If no one wins outright, then the two candidates with the most votes citywide would compete in a runoff six weeks later. However, the winner still isn't the candidate with the most votes, it's the candidate who wins a majority of the Council seats. If no one manages to pull this off (ie, if there’s a tie that prevents anyone from winning at least five districts), only then would the popular vote determine the winner.
This system was first put in place for the 2004 mayoral race, a contest that former Democratic Gov. Douglas Wilder won overwhelmingly, and so far, the candidate with the most votes has always won outright. In 2008, Del. Dwight Clinton Jones won 39-34 and carried five of the nine Council seats, and he was re-elected in a landslide four years later. In 2016, Stoney himself won the popular vote by a narrow 36-34, but he also avoided a second round of voting by carrying a majority of the Council districts.
So, how did this system come to be? While Richmond only started voting this way in 2004, Venugopal Katta explained in a 2017 piece for William & Mary Law School’s Election Law Society that the reasoning behind it goes back decades further. Back in 1969, the predominantly white City Council, whose members were elected citywide at the time, approved a plan to annex part of neighboring Chesterfield County. This move lowered Richmond’s black population from 52% to just 42%, and critics argued it was done to strengthen white voters at the expense of African Americans.
However, as Katta wrote, the plan ran into trouble two years later when the U.S. Supreme Court ruled that the Voting Rights Act required any changes in city lines to be approved either by the U.S. attorney general or the D.C. District Court. Richmond had completed the annexation by this time, but the attorney general’s office refused to approve it. The city finally came up with a compromise where it would elect city councilors by district, and it agreed that five of the nine seats would have black majorities.

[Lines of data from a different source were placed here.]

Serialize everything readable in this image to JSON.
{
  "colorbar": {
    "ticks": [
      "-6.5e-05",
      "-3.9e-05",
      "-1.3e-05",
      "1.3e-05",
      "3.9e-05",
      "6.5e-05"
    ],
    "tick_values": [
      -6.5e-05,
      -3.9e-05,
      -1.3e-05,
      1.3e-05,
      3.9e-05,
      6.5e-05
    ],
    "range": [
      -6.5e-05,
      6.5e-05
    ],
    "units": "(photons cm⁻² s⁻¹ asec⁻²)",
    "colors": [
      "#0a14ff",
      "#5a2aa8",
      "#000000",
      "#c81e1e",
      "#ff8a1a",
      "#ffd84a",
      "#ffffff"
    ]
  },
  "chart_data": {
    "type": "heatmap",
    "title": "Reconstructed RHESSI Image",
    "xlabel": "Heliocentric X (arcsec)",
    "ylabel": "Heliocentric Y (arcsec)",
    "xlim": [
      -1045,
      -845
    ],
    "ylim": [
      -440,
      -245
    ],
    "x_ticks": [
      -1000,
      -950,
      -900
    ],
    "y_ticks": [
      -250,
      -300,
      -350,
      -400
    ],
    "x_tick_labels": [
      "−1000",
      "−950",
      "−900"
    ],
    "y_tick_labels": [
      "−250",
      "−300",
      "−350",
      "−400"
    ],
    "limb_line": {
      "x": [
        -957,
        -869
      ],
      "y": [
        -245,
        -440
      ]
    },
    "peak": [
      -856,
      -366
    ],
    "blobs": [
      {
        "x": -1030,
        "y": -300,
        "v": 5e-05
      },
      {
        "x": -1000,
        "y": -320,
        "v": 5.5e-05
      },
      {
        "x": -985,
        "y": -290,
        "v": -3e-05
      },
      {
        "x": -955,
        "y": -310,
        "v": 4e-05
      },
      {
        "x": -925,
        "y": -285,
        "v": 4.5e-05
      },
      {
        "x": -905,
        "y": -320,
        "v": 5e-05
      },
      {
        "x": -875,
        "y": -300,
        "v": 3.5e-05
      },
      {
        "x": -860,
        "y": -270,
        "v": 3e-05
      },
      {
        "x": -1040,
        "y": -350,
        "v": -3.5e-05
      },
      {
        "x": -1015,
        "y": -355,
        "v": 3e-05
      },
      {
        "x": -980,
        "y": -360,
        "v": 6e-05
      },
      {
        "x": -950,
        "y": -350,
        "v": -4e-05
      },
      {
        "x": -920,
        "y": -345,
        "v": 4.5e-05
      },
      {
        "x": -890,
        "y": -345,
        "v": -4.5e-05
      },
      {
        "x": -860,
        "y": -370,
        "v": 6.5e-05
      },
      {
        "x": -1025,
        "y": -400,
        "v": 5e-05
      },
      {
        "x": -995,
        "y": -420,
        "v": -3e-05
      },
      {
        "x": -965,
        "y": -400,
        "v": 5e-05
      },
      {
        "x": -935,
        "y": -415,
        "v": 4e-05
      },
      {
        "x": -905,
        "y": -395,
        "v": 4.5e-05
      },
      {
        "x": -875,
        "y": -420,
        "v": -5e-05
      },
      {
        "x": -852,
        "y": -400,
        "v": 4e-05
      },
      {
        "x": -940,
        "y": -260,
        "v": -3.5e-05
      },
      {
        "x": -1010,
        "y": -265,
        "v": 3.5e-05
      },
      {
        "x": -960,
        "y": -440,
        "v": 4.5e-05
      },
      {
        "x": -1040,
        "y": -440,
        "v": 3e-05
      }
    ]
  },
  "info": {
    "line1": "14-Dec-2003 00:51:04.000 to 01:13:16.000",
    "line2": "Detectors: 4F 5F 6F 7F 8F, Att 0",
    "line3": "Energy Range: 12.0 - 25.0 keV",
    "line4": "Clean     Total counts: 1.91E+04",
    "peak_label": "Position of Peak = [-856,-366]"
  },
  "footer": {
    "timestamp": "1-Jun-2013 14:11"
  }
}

The Supreme Court approved this new plan in 1975’s City of Richmond v. United States decision, and for decades, the City Council remained the major force in Richmond politics. The body continued to pick the mayor from among its members (now-Sen. Tim Kaine became mayor this way in 1998), but a series of corruption scandals involving councilmembers led to calls for a strong and independent chief executive.
In 2002, former Gov. Douglas Wilder and former Mayor Tom Bliley called for electing the mayor citywide. However, while Richmond was again majority black by this point, local African American leaders feared that wealthier and better organized white voters would have a greater say over who led the city. In order to ensure that a mayor couldn’t win without substantial black support, the Wilder-Bliley Commission’s plan required mayoral candidates to win five of the nine districts in order to be elected. This plan overwhelmingly passed in a 2003 referendum, and it remains in place today.